Answer: A toxicity alert at 3 AM is a P0 - wake-someone-up-immediately severity. Here is the complete process:
T+0 (alert fires): PagerDuty pages the on-call engineer. The alert message includes: current toxicity rate, feature affected, sample count, alert duration, deployment correlation hint (if any), and a direct link to the runbook.
T+3 minutes - Assess severity: Open the quality dashboard. What is the actual toxicity rate? 1.1% (just over threshold) is very different from 8% (widespread problem). Is it affecting one feature or all features? One feature suggests a feature-specific change; all features suggests a shared component (model routing, prompt prefix, output filter).
T+5 minutes - Attempt immediate mitigation: Two parallel paths depending on the alert context.
Path A (deployment correlation found): Roll back the correlated deployment. kubectl rollout undo deployment/ai-service --to-revision=N. This is the fastest mitigation if the deployment is the cause.
Path B (no deployment correlation or rollback not possible): Enable the emergency content filter - a rule-based post-processor that checks outputs for known harmful patterns. This is a config flag, not a deployment. It degrades response quality slightly but eliminates toxicity. Also consider: reduce temperature to 0 (deterministic outputs are less likely to be toxic), switch to backup model version.
T+8 minutes - Trace investigation: Open LangSmith. Filter to toxicity_score > 0.7, last 30 minutes. Click through 3-5 traces. Key questions: Is the toxicity in direct model generation or from tool output? Are the inputs adversarial (jailbreak patterns)? Is there a specific query type or user segment generating most of the toxic outputs?
T+12 minutes - Communication: Post in #incidents: "P0 LLM toxicity - [feature name]. Toxicity rate at X%. Root cause under investigation. Mitigation [applied/in progress]. ETA to resolution: 15 minutes." If enterprise users are affected, flag to customer success team.

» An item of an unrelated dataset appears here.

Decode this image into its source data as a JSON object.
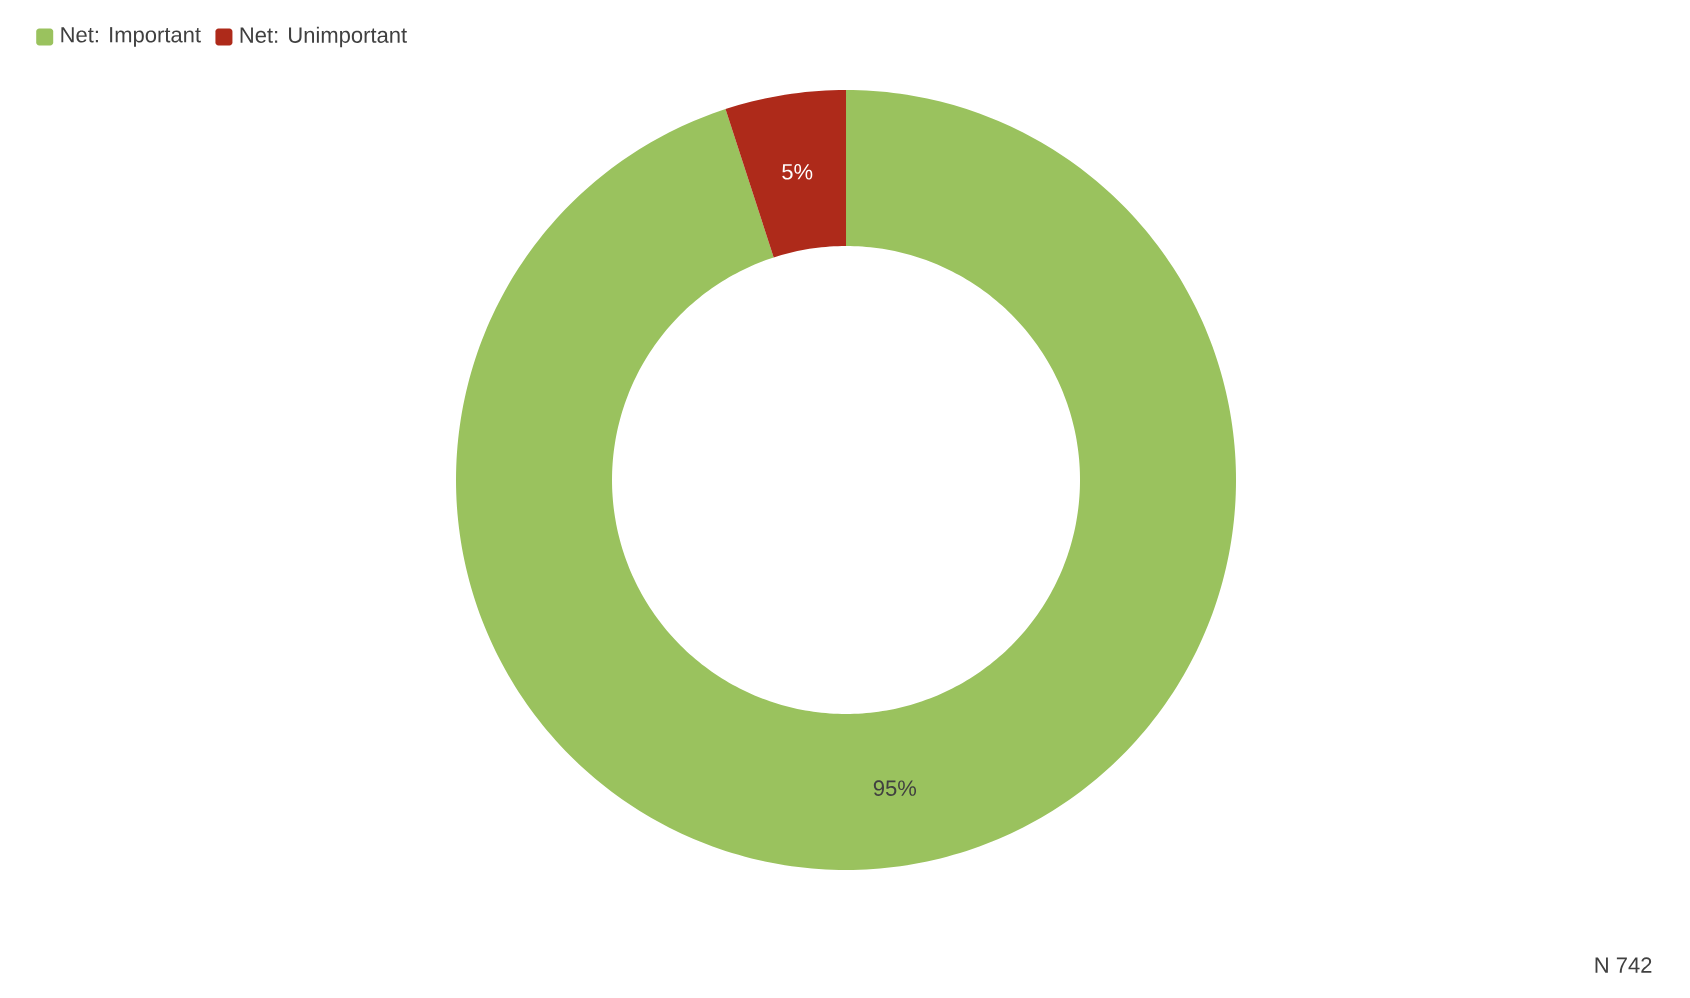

T+25 minutes - Verify resolution: After mitigation, toxicity rate should return below 0.5% within 10 minutes. If it doesn't, escalate by involving the full AI platform team.
Next day - Post-incident: (1) Write a post-mortem with timeline, root cause, contributing factors, and corrective actions. (2) Add the adversarial inputs to a red-team evaluation dataset. (3) Review and strengthen input filtering rules for similar patterns. (4) Add an automated eval check for this pattern to the CI quality gate. The goal: the same incident class should never reach production again without being caught pre-deployment.